Сейчас перед ним была женщина и ее мужество, спокойная задумчивость и рассудительность вызывали в нем желание понять истоки ее силы, пренебрежения смертью.
— Быть может, то был глас Божий и следовало бы внять ему, дочь моя, — осторожно посоветовал он. Лицо Марины ожесточилось.
— Отец, и вы заодно с Геббельсом? — раздался ее возмущенный голос. — И вы пришли ко мне с советом, который давал мне доктор Ледебур?
— Я забочусь о сохранении твоей жизни, — смутившись, ответил Герджес.
— Слишком дорого предлагали мне заплатить за нее, — ответила Марина, сурово глядя на смущенного Герджеса. — Сохранить жизнь ценою предательства, унижения собственного, русского, достоинства? Да после этого меня мои же дети презирать стали бы. Нет! — закончила она непреклонно. — Мой час пробил!

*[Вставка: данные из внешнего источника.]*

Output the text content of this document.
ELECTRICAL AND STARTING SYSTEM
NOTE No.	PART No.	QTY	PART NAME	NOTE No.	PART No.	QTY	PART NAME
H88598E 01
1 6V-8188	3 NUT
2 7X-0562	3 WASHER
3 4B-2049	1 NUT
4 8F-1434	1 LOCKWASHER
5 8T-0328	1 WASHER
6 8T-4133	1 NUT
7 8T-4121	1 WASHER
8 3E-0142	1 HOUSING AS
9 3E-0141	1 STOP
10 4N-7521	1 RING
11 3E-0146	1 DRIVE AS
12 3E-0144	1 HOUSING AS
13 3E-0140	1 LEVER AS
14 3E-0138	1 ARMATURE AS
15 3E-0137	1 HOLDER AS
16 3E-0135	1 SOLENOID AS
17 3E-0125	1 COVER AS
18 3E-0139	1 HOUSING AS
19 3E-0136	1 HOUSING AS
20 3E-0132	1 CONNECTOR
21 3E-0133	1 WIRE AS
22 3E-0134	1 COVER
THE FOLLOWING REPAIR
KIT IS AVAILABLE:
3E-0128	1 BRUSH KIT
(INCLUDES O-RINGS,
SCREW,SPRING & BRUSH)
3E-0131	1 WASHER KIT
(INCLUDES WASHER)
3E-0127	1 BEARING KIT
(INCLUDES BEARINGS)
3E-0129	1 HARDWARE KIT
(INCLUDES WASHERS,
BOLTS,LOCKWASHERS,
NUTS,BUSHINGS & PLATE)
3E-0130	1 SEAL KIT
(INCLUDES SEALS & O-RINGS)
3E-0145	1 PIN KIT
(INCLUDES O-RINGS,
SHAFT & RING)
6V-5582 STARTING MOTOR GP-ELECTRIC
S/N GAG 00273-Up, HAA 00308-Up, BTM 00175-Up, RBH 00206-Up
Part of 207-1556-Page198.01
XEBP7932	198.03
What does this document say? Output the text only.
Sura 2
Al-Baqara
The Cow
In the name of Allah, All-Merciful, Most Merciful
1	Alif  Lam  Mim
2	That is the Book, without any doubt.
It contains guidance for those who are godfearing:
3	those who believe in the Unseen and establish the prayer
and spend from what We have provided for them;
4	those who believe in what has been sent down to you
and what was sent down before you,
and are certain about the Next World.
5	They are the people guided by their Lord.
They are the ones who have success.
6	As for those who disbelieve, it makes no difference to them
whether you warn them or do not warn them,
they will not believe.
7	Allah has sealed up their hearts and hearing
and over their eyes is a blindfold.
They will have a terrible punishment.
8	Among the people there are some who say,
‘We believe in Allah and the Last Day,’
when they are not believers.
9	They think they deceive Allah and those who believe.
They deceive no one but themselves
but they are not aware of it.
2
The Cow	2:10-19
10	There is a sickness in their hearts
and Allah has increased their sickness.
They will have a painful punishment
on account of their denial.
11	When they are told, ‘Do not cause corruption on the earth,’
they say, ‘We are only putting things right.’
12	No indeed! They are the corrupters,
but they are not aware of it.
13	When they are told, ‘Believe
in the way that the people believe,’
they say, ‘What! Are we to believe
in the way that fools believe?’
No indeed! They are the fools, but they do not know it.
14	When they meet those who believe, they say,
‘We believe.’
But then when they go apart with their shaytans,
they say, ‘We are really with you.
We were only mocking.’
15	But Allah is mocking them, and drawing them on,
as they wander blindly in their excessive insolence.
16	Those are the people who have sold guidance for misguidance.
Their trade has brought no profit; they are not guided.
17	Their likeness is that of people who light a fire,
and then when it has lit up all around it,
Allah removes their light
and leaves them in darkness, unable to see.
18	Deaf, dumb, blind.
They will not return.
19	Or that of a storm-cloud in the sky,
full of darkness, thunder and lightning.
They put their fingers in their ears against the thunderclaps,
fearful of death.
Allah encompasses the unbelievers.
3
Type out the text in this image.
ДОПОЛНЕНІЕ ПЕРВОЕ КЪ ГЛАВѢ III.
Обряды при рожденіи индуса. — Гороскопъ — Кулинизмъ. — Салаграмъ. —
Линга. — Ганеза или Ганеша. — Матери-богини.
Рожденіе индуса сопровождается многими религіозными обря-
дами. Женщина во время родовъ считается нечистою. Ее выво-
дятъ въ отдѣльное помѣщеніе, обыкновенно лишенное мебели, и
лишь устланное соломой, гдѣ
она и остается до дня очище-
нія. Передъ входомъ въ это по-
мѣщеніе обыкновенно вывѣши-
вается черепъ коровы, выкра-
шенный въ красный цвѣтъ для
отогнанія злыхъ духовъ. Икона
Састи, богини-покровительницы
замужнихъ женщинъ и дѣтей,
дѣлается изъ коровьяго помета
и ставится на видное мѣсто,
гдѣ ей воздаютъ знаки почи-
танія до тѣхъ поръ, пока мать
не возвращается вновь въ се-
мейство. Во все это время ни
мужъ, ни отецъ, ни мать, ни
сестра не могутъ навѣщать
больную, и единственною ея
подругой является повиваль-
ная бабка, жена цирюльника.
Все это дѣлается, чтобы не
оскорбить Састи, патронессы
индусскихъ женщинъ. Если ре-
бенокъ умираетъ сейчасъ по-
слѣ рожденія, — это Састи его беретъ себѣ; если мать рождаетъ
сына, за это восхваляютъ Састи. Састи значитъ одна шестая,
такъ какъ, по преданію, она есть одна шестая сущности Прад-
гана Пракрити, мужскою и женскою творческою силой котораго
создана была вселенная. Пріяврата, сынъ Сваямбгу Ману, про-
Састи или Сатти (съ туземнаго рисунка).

Герджес не сводил с нее удивленного взгляда, поражаясь ее глубоко осознанной готовности принять смерть. «Господи, — подумал он, — неужели эта русская женщина не понимает, что через несколько минут ее обезглавят? Обезглавят! Так неужели в ее женском сердце нет места чувству страха, желанию выжить?» И, словно отозвавшись на его мысли, Марина извиняющимся голосом, проникновенно попросила:
— Отец, если возможно, то не откажите мне в небольшой радости.
— Какой? — поспешно отозвался Герджес.
— Передайте вот это письмо моим детям.
Она взяла со столика сложенный вчетверо лист, протянула Герджесу. Минуту поколебавшись, он взял письмо, развернул и начал читать.
«Мои дорогие мальчишки Вадик и Ника, — писала уверенным, твердим почерком Марина, — Пройдут годы, вы станете взрослыми и, надеюсь, поймете меня. Все кончено — пытки, допросы, бессонные ночи и тревожные дни ожидания смерти. Это последняя ночь, когда я еще с вами. Утром меня казнят».
Герджес почувствовал, как на глаза навернулись слезы. Он недовольно тряхнул головой, будто освобождая ее от не вовремя нахлынувшей слабости, минуту помедлив, продолжил читать.
«Это последнее мое письмо к вам. Я не боюсь смерти и надеюсь принять ее спокойно и гордо. Я выполняла свой долг перед Россией. Бельгией, семьей и вами. Сделала все, что могла, чтобы люди и вы были счастливы. Смерть близка, но как не хочется умирать! С какой радостью я прижала бы ваши вихрастые головки к своей груди, осыпала вас поцелуями, — Хотя бы минуту такого материнского счастья!»
Герджес ощутил, как у него сбилось дыхание — такое откровение своей чистотой и обнаженностью чувств было сильнее любой исповеди. Он скользнул взглядом на Марину и обнаружил ее сидящей в напряженной, выжидательной позе, смотревшей в зарешеченное, забранное снизу железным щитом, окно. Через него была видна лишь небольшая частица неба, загоравшаяся зарей нового дня, который ей уже не суждено было видеть. В прищуренных глазах Марины он уловил неуемную боль и какой-то миг смотрел на нее с искренней жалостью. Ему, привыкшему к жестокостям тюремного режима, ожесточившемуся к человеческим страданиям и мукам, такое отношение к Марине показалось более, чем странным. Его интерес к ней начал переходить рамки дозволенного и он попытался подавить возникшее чувство сострадания.